La détérioration économique couplée à la hausse vertigineuse des prix a fini par aggraver les tensions politiques et sociales que le pays entraîne. Des groupes de jeunes armés se sont affrontés il y a une semaine dans les rues de Beyrouth alors que leurs dirigeants politiques font rage à la croisée des accusations mutuelles.
« Méfiez-vous des infiltrés dans vos rangs », a averti l’ancien Premier ministre Saad Hariri, qui, accusé de voiles, a accusé les partis d’Amal et du Hezbollah d’avoir incité vendredi soir à piller et à incendier plusieurs entreprises à Beyrouth. « Tous les partis sectaires tentent d’instrumentaliser des manifestations non confessionnelles et non partisanes », regrette le militant Nader S et directeur de l’un des groupes WhatsApp converti en salle d’opération pour la coordination des manifestations au niveau national. « Certains contre le Hezbollah, appelant à leur désarmement des milices et à des sanctions internationales, tandis qu’Amal et le Hezbollah ont éclaté les protestations parce qu’ils ne veulent pas qu’un gouvernement qu’ils contrôlent tombe », a-t-il dit.

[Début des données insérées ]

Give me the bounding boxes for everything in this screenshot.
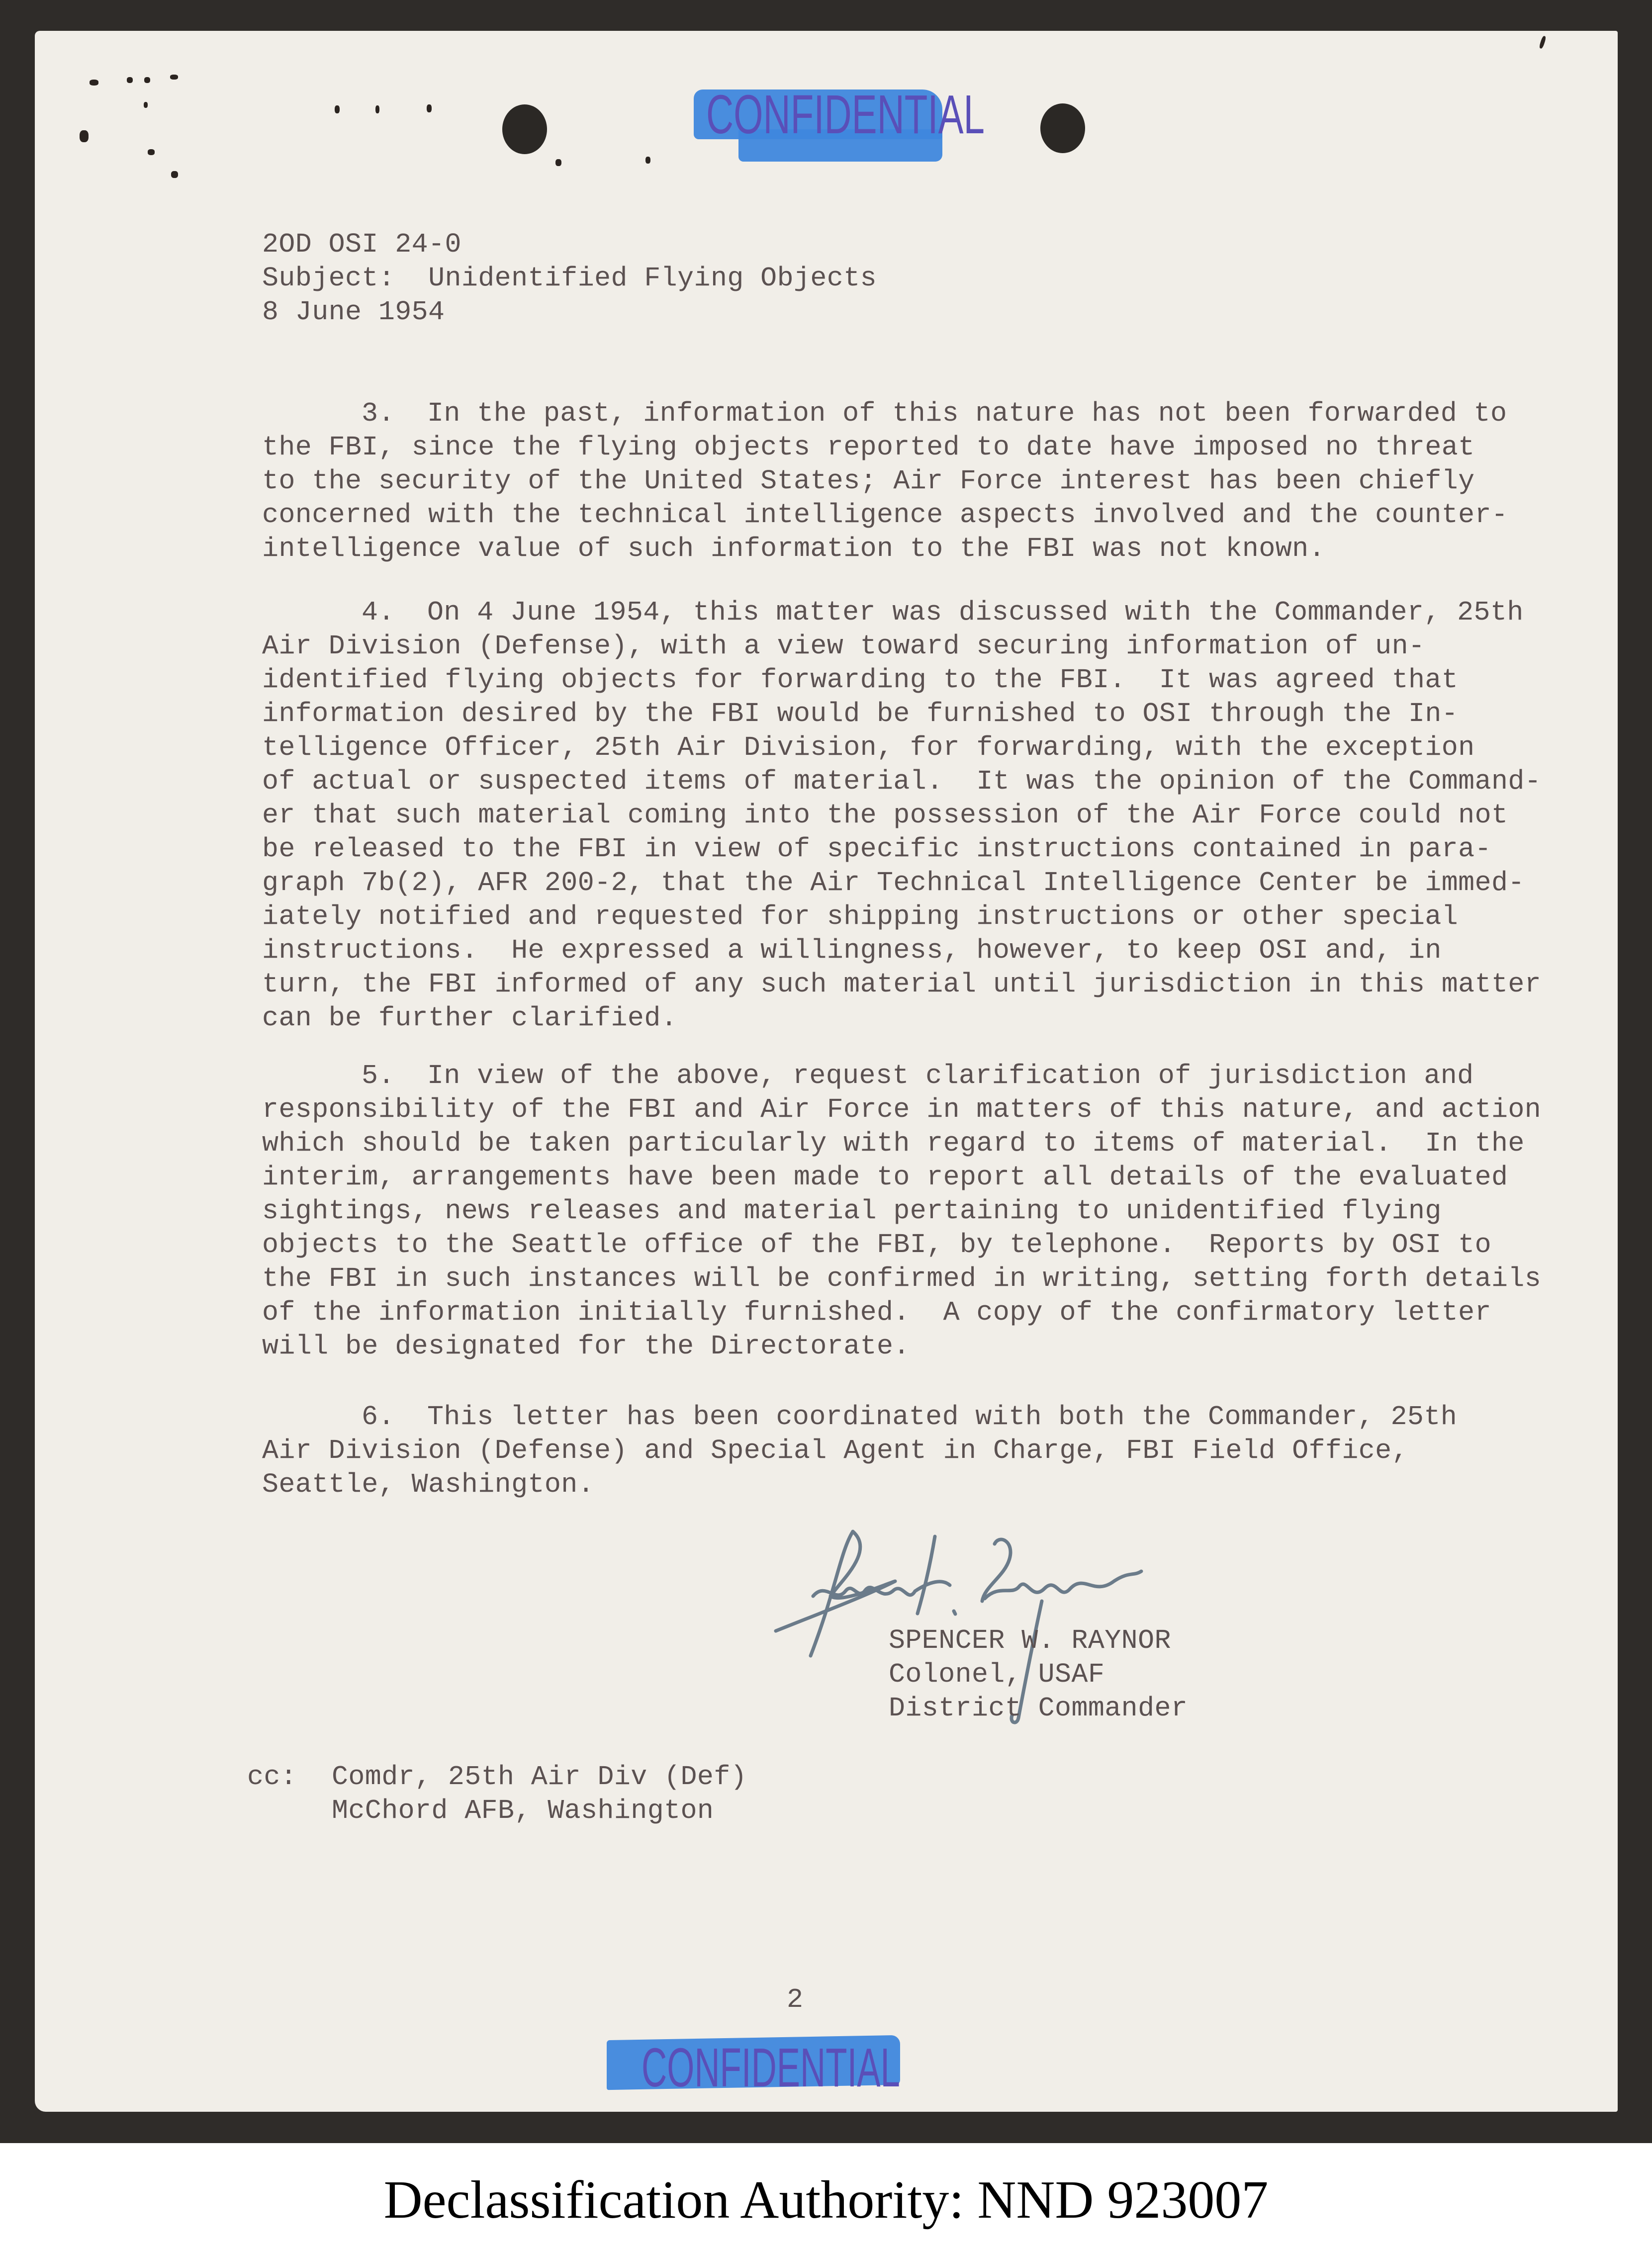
paragraph-line: telligence Officer, 25th Air Division, for forwarding, with the exception <box>262 732 1475 763</box>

Les manifestations se sont répandues à travers le pays, samedi, et ont provoqué de violents affrontements entre manifestants et forces de l’ ordre dans la ville de Tripoli, dans le nord du pays, la deuxième plus grande ville du Liban, où des volontaires de la Croix-Rouge libanaise avaient déjà assisté à une douzaine de blessés avant le coucher du soleil.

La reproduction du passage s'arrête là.